Canım yanıyordu, ağlayarak sayıklıyor ve birinin beni duyması için dua ediyordum. Ama ne gelen vardı ne de giden. Üzerimde zorla içime giren beden beni yok ediyordu. Kalbimi ruhumu o an o saniye parçalara ayırıyordu.. Elini göğüs uçlarımı attığında daha yüksek bir çığlık atıp, ayaklarımla onu itmeye çalıştım.
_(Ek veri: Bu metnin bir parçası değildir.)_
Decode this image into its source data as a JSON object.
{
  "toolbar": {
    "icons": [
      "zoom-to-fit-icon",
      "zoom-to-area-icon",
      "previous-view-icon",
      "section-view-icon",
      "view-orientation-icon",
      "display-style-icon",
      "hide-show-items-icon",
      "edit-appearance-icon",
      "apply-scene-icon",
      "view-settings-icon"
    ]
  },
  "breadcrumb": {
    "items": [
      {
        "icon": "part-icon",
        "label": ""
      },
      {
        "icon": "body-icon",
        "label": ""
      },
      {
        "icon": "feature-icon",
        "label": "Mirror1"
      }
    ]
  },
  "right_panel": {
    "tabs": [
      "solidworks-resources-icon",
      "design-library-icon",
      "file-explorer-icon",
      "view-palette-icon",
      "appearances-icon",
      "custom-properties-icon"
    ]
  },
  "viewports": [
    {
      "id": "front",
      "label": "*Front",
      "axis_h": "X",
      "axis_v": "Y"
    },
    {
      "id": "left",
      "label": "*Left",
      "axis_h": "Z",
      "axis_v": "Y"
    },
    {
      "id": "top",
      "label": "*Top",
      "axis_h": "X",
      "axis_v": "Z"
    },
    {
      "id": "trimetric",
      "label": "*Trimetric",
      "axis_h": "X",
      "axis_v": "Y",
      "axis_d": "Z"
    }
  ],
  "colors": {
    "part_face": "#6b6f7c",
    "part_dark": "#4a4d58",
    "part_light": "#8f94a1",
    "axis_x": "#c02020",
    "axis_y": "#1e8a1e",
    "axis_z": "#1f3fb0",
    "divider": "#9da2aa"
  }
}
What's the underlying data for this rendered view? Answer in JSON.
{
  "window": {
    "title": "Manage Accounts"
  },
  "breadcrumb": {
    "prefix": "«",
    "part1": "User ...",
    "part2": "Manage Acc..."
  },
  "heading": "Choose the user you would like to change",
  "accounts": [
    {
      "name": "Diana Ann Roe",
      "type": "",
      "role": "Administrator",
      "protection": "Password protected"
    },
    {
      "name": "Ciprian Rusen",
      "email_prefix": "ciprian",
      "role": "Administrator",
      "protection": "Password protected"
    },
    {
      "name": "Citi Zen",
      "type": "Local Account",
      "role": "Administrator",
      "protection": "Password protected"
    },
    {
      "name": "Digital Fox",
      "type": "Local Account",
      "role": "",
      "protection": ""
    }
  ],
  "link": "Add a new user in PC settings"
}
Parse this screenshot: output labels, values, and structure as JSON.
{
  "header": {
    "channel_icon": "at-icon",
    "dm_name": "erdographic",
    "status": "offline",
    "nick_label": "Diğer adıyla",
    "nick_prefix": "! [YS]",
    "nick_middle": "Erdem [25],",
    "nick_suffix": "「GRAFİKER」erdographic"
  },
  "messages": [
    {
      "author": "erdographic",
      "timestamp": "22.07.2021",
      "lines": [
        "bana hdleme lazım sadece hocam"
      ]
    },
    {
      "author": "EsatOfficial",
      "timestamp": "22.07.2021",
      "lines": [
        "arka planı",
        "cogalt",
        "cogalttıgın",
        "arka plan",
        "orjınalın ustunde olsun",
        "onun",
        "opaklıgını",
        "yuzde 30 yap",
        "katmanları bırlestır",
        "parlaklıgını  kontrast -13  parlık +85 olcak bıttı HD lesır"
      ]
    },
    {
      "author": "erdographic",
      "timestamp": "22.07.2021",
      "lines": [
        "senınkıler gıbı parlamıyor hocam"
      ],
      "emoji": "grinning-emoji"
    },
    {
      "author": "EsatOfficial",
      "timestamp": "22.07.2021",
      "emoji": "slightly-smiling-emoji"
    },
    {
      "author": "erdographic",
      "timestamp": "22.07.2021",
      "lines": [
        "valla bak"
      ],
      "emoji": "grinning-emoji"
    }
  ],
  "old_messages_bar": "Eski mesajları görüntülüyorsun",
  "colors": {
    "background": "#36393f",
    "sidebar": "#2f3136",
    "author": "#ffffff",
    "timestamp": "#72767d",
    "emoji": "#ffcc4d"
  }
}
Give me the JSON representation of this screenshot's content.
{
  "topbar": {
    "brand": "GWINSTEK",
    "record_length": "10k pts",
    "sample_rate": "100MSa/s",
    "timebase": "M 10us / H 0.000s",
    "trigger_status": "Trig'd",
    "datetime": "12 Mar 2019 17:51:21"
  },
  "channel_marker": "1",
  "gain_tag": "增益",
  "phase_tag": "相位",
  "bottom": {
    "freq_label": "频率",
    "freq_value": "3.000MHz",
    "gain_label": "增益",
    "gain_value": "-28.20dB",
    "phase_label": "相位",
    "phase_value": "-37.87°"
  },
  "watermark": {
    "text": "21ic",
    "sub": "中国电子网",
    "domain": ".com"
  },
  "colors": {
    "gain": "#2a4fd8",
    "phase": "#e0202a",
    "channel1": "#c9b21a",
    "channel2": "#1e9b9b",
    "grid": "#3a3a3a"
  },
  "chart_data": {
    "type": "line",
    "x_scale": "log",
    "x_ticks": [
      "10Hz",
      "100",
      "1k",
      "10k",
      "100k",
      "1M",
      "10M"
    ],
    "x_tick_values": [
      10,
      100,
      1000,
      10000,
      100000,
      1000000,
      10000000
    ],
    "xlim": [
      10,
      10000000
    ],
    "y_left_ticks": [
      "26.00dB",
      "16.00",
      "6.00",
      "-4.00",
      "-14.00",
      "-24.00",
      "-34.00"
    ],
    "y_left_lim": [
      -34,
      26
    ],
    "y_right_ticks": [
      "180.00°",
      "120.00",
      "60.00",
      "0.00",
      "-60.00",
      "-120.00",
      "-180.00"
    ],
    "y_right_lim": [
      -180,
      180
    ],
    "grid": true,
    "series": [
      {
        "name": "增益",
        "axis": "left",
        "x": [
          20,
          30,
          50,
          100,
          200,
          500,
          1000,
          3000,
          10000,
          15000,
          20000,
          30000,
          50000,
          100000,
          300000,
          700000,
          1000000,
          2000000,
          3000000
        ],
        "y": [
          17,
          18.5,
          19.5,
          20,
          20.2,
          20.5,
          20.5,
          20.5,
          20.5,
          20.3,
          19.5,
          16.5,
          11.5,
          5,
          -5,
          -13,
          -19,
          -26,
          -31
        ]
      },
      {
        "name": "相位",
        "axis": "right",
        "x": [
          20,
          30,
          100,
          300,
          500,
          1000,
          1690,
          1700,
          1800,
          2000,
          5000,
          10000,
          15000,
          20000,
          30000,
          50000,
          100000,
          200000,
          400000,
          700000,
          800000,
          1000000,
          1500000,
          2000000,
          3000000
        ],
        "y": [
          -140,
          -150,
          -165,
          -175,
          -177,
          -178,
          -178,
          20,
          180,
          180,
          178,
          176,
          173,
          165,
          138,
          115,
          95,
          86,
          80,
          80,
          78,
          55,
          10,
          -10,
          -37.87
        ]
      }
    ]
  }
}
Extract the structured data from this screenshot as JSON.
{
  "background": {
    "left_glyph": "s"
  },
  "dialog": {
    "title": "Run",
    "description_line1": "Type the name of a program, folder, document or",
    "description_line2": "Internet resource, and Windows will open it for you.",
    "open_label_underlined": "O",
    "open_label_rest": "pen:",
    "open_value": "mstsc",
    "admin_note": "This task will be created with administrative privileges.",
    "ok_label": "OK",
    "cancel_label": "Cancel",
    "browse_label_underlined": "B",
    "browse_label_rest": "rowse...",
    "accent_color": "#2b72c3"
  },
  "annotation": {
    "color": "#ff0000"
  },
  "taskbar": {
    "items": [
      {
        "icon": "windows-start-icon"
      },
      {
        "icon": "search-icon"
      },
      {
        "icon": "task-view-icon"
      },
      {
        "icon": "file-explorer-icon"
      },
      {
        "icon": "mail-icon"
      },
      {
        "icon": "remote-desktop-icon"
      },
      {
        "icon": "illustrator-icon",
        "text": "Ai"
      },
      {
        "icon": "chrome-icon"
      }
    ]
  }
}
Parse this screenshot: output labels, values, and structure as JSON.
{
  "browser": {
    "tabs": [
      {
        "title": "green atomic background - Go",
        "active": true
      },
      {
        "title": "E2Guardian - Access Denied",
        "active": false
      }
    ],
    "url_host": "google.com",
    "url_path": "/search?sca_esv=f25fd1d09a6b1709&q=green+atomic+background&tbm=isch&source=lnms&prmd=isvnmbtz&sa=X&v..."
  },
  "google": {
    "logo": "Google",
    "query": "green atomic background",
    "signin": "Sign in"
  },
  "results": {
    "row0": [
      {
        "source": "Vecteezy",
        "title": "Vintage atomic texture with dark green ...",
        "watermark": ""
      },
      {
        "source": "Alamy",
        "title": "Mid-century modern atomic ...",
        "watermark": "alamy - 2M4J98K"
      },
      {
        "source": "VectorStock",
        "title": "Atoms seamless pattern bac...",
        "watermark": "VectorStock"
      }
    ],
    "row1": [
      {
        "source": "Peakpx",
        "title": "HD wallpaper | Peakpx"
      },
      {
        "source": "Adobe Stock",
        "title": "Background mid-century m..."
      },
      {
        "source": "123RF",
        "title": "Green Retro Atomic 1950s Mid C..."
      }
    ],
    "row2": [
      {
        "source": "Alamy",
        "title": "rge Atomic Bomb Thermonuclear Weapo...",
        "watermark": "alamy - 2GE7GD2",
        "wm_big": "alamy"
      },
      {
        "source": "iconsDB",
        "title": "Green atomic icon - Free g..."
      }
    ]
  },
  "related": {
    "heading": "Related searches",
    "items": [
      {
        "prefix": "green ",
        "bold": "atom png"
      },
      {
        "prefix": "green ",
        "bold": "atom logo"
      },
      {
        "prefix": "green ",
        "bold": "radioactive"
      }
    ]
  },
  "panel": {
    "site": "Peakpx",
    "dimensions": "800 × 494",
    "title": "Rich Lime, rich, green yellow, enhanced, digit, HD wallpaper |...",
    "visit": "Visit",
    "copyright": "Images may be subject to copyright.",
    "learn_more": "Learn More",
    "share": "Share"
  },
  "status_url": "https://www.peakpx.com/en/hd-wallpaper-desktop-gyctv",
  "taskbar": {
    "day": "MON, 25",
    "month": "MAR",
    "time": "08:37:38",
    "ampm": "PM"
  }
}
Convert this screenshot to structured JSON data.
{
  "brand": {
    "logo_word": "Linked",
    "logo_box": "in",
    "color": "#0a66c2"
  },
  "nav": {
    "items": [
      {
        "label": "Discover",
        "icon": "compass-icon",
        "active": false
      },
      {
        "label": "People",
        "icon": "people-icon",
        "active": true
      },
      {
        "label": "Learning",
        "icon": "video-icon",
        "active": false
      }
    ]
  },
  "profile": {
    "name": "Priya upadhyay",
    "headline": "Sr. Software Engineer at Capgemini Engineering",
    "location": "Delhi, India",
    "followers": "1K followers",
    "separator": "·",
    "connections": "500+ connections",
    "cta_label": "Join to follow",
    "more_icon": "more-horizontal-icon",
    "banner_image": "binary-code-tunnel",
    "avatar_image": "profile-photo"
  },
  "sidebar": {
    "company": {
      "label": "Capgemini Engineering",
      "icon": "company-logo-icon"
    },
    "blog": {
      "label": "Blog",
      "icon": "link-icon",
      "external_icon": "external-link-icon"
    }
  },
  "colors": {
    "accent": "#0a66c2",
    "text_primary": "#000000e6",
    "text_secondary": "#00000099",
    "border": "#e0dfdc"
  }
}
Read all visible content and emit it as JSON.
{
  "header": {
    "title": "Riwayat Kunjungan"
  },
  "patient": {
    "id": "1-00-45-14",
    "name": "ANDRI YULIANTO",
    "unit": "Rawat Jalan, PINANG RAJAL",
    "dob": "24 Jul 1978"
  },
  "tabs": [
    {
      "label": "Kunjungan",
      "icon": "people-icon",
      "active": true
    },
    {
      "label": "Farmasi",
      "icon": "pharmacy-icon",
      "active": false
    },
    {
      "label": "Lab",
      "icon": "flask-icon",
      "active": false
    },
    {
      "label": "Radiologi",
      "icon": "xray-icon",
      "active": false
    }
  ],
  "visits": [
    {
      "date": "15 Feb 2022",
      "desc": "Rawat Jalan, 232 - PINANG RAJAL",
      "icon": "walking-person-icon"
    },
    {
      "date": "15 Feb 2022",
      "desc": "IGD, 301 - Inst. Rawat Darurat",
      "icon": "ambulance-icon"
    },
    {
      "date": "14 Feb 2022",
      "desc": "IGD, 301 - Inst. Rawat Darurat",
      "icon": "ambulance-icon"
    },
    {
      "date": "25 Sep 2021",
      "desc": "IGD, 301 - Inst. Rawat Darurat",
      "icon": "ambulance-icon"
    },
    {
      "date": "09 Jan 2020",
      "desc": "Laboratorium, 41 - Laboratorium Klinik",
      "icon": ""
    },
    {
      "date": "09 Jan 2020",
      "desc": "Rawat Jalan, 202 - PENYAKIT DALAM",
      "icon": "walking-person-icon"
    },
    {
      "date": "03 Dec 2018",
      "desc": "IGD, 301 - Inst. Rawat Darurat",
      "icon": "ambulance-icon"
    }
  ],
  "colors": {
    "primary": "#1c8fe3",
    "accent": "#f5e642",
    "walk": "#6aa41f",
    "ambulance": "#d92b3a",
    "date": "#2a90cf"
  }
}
Fakat o kadar güçlü ve kuvvetliydiki çelimsiz kollarım onu geri itmeyi bırak bir milim oynamasını bile sağlamıyordu.
"Böyle kıpırdanman beni daha da azdırıyor. Ah sikeyim annenden daha iyisin.."
Yeniden bir çığlık atıp, içimde hissettiğim sıvı ile donakalmıştım. Piç herifin penisi hala büyük olduğundan kuru deliğim kanıyordu bunu anlamak çokta zor değildi.
Tekrar çığlık attığımda ıslak bedenimle yatağımda doğrulmuştum. Gene aynı kabusu görmek beni gün geçtikçe öldürüyordu. Artık bana uyumak bile haramdı.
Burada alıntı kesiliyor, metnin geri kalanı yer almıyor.